Schönborn bekräftigte die heutige Praxis beim Auftauchen eines Verdachts gegen einen Kirchenmitarbeiter: Zunächst erfolge die sofortige Dienstfreistellung bis zum Ablauf der Verfahren. Bei einer Verurteilung folgt für einen Priester ein kirchenrechtliches Verfahren in Rom, an dessen Ende die Rückversetzung in den Laienstand stehen kann – und auch manchmal tatsächlich steht. Wie erst ganz aktuell in dieser Woche bei einem Priester, der eine mehrjährige Gefängnisstrafe abzubüßen hatte. Das entsprechende Dekret aus dem Vatikan platzte in die noch tagende Bischofskonferenz.

Gleichzeitig verwahrte sich Schönborn gestern gegen Pauschalverdächtigungen gegen Priester, Laien oder die Kirche als Ganze. Dies sei als ungerechtfertigt zurückzuweisen. Er räumte ein, dass gerade für die katholische Kirche hohe ethische Ansprüche gelten, an denen sie zu Recht gemessen werde. Umso mehr wolle sie mit allen in der Gesellschaft zusammenarbeiten, um Missbrauch zu verhindern. Und ganz gegen Ende seiner Ausführungen zu diesem Themas konnte sich der Kardinal einen Hinweis nicht versagen: Die meisten Fälle sexuellen Missbrauchs fänden im familiären Umfeld und in anderen Bereichen außerhalb der Kirche statt.

Übrigens: Indirekt hat der Kardinal den „Presse“-Recherchen recht gegeben, wonach es im Vorjahr acht Fälle sexuellen Missbrauchs in der katholischen Kirche Österreichs gegeben hat. Die (später) von der Erzdiözese Wien genannte Zahl von österreichweit 17 Fällen im Jahr 2009 seien in den Medien missverstanden worden. Da seien auch bloße Verdachtsfälle, die sich als unrichtig herausgestellt hätten, mitgezählt worden, so Schönborn.
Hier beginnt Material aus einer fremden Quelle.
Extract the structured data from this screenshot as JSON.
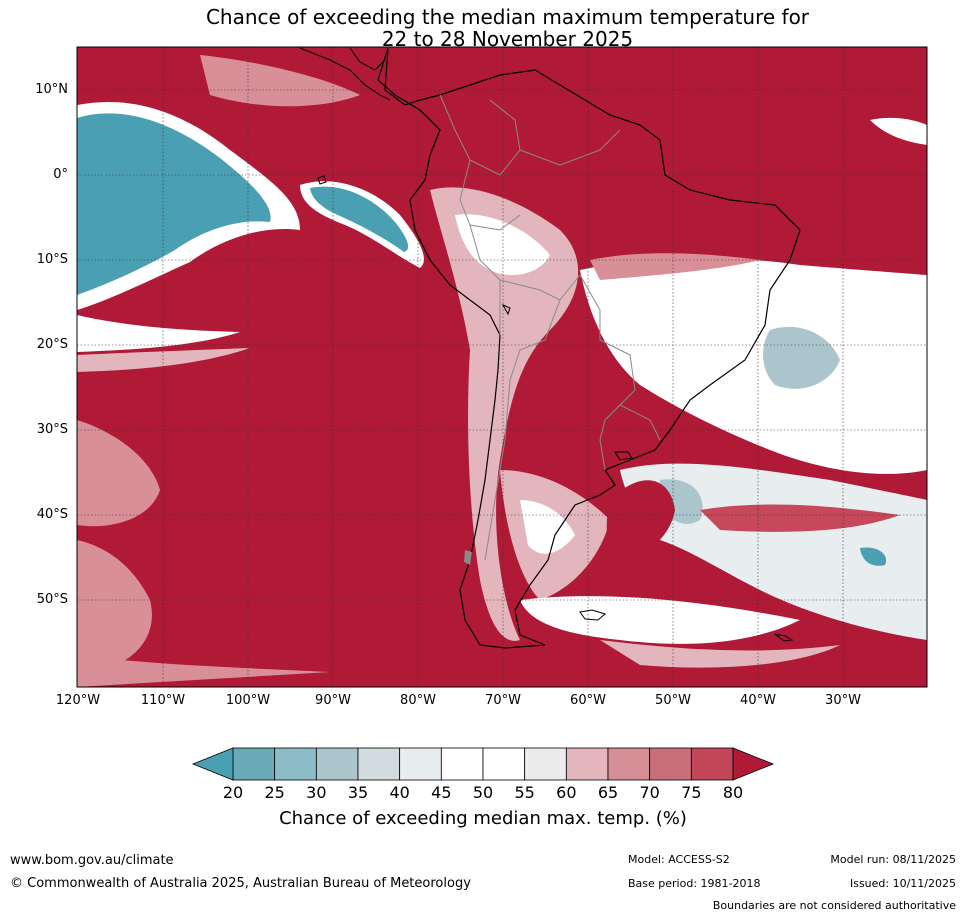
{
  "title": {
    "line1": "Chance of exceeding the median maximum temperature for",
    "line2": "22 to 28 November 2025"
  },
  "map": {
    "latitude_labels": [
      "10°N",
      "0°",
      "10°S",
      "20°S",
      "30°S",
      "40°S",
      "50°S"
    ],
    "longitude_labels": [
      "120°W",
      "110°W",
      "100°W",
      "90°W",
      "80°W",
      "70°W",
      "60°W",
      "50°W",
      "40°W",
      "30°W"
    ],
    "colors": {
      "very_high": "#b01a37",
      "high": "#c7485a",
      "mid_high": "#d98f98",
      "neutral": "#ffffff",
      "mid_low": "#c3d5d8",
      "low": "#4aa0b2",
      "coastline": "#000000",
      "border": "#8a8a8a"
    }
  },
  "colorbar": {
    "ticks": [
      "20",
      "25",
      "30",
      "35",
      "40",
      "45",
      "50",
      "55",
      "60",
      "65",
      "70",
      "75",
      "80"
    ],
    "colors": [
      "#4aa0b2",
      "#6aaab7",
      "#8bbcc7",
      "#aac6cc",
      "#d2dbdd",
      "#e8eef0",
      "#ffffff",
      "#ffffff",
      "#ececed",
      "#e2b6bc",
      "#d68e97",
      "#c96f7a",
      "#c24657",
      "#b01a37"
    ],
    "label": "Chance of exceeding median max. temp. (%)"
  },
  "footer": {
    "site": "www.bom.gov.au/climate",
    "copyright": "© Commonwealth of Australia 2025, Australian Bureau of Meteorology",
    "model": "Model: ACCESS-S2",
    "base_period": "Base period: 1981-2018",
    "model_run": "Model run: 08/11/2025",
    "issued": "Issued: 10/11/2025",
    "disclaimer": "Boundaries are not considered authoritative"
  }
}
Zum „Presse“-Bericht über die Pfarrgemeinderatsstudie (Zukunftsängste der Mitarbeiter, absolute Mehrheit gegen den Zölibat) merkte der Erzbischof an, es gebe eine „ganz hohe Zufriedenheit“ unter den 30.000 Ehrenamtlichen. Der Kongress der Pfarrgemeinderäte von 13. bis 15. Mai in Mariazell sei ein Zeichen der Dankbarkeit und Ermutigung.